Motorsport: Rennen in Portland: Siegesserie von Audi gerissen
zuletzt aktualisiert: 06.08.2001 - 16:11Portland (rpo). In der American Le Mans Series (ALMS) machte das Audi-Team am Sonntag eine ungewohnte Erfahrung. Die Siegesserie riss nach 14 Rennen und man musste sich mit der unbeliebten Verfolgerrolle zufrieden geben.
Emanuele Pirro (Italien) und Frank Biela (Neuss) belegten in ihrem Infineon Audi R8 nach insgesamt 131 Runden im spannendsten Rennen des Jahres mit nur 0,374 Sekunden Rückstand den zweiten Rang hinter Jan Magnussen (Dänemark) und David Brabham (Australien) im Panoz. Den dritten Platz belegten der ehemalige Formel-1-Pilot Johnny Herbert und Andy Wallace (beide England) im Vorjahres-Audi des Champion-Teams. Rinaldo Capello (Italien) und Tom Kristensen (Dänemark) kamen im zweiten Infineon Audi R8 nach technischen Problemen nicht über Position fünf (vier Runden zurück) hinaus.
"Bis zur letzten Runde war alles offen, aber Panoz war heute einen Tick besser", sagte Audi-Sportchef Dr. Wolfgang Ullrich und zeigte sich als fairer Verlierer: "Die Truppe hat den Sieg nach so einer langen Durststrecke verdient. Wir wissen nun, wie schwer die restlichen Rennen werden, aber die Niederlage motiviert uns noch zusätzlich." Reinhold Joest, der Teamdirektor von Audi Sport North America, stellte fest: "Vor ein paar Tagen habe ich gelesen, dass Portland seine eigenen Gesetze hat: Noch nie hat der Tabellenführer hier gewonnen. Jetzt sind auch wir Opfer dieses Gesetzes geworden."
Schon der Start auf dem 3,128 km langen Kurs hatte es in sich: Die Zuschauer entlang der Strecke hielten den Atem an, als sich Tom Kristensen im Infineon Audi R8 an David Brabham vorbeischob und so in der ersten Kurve die Führung übernahm. Wenig später eroberte Panoz die Spitze zurück, und noch nach eineinhalb Stunden lagen zwischen den beiden Piloten weniger als zwei Sekunden.

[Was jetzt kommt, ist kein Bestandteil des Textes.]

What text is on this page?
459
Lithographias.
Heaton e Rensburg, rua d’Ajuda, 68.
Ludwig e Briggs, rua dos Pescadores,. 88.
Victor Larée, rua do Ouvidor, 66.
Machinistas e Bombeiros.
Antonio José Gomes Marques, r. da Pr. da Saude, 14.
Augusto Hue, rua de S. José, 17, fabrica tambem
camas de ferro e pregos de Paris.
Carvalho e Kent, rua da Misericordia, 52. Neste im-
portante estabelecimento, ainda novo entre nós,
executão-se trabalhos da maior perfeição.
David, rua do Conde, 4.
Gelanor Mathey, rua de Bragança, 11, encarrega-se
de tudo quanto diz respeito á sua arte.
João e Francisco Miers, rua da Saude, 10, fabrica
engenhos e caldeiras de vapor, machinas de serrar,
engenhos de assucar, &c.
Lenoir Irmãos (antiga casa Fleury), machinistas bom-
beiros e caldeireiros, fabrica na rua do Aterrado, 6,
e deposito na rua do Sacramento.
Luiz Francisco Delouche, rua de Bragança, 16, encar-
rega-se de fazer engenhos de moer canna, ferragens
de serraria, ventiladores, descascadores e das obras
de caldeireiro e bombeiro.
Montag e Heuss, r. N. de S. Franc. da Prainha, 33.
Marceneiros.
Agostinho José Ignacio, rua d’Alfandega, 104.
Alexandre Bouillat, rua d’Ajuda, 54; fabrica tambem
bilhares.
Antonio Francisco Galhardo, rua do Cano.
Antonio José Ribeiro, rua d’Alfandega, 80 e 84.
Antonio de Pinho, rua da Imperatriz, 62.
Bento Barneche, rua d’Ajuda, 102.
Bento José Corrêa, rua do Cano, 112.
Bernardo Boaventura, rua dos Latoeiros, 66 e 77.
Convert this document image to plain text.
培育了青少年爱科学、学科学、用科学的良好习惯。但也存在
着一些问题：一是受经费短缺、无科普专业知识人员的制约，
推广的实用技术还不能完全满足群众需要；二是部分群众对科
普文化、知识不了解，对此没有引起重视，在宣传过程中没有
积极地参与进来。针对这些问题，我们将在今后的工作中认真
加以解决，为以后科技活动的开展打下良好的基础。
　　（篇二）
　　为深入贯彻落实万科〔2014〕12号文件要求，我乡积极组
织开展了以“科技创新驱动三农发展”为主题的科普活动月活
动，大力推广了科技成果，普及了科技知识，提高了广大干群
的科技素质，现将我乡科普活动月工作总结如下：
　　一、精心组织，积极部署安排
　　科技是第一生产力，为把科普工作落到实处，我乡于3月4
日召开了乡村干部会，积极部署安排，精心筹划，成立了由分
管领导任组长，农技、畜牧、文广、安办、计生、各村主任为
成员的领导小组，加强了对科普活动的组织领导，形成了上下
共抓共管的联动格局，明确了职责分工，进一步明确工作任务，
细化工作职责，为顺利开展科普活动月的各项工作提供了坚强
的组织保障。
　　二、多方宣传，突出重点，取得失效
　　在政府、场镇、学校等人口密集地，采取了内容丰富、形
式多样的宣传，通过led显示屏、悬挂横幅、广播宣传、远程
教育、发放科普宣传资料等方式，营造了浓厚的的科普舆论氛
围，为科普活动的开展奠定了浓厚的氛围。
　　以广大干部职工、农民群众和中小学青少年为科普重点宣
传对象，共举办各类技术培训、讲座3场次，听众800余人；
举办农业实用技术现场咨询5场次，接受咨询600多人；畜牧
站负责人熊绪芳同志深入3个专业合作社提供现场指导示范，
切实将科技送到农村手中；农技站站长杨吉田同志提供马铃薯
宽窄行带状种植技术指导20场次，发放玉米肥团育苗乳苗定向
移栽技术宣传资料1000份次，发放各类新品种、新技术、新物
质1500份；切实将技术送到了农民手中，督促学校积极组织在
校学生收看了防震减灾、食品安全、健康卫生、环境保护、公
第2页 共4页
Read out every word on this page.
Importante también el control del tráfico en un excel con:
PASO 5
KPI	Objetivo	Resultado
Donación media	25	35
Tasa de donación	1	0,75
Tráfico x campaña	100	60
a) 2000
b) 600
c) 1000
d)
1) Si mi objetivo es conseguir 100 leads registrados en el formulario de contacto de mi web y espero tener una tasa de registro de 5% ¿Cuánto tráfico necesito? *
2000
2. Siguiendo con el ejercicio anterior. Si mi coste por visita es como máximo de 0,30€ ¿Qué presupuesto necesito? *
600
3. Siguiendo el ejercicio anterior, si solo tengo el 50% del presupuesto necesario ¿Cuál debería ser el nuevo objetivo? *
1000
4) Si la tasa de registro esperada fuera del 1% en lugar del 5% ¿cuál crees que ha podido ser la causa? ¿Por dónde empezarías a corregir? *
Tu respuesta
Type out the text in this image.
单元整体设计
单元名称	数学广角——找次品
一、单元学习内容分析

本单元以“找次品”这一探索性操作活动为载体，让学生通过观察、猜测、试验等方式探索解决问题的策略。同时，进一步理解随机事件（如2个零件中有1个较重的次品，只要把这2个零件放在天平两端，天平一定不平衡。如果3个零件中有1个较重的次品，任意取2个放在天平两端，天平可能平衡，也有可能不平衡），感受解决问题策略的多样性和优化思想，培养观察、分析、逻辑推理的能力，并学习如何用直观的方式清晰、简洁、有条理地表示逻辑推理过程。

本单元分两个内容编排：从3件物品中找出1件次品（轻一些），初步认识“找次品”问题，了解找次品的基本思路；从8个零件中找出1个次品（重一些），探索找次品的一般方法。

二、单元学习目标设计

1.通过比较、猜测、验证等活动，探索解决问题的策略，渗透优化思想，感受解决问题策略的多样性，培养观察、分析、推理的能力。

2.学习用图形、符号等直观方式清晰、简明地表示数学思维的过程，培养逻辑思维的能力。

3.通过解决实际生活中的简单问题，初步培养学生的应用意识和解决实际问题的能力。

Die Vorentscheidung fiel, als Kristensens Partner Capello 45 Minuten vor dem Ziel über Schaltprobleme an seinem Fahrzeug klagte und einen außerplanmäßigen Boxenstopp einlegte. Die Mannschaft von Audi Sport North America wechselte in Rekordzeit ein Schaltteil, doch die verlorenen Runden waren nicht mehr aufzuholen.
Gleichzeitig feierten Biela und Pirro ein fulminantes Comeback. Der Infineon Audi R8 des Duos übersteuerte stark und war bereits auf den fünften Platz zurückgefallen. Doch eine tolle Aufholjagd sowie eine Safety-Car-Phase führten die beiden Audi-Piloten wieder an die Spitze heran. Am Ende war sogar noch ein überraschender Sieg in Reichweite, der dann aber um 0,3 Sekunden an Panoz ging.
In der GT-Klasse hat BMW nach Siegen mit Porsche gleichgezogen (3:3). Für den dritten Erfolg der Münchner in Serie sorgten diesmal Hans-Joachim Stuck/Boris Said (Ellmau/USA), die mit dem PTG-M3 GTR den ersten Saisonsieg feierten und Achte in der Gesamtwertung wurden. Mit Rundenrückstand belegten die Porsche-Werksfahrer und Tabellenführer Lucas Luhr/Sascha Maassen (Köln/Koblenz) im 911 GTR-RS den zweiten Klassenrang, setzten sich dabei aber immerhin gegen die beiden werksunterstützten Schnitzer-BMW M3 GTR von Jörg Müller/JJ Lehto (Hückelhoven/Finnland) und Dirk Müller/Fredrik Ekblom (Köln/Schweden) durch.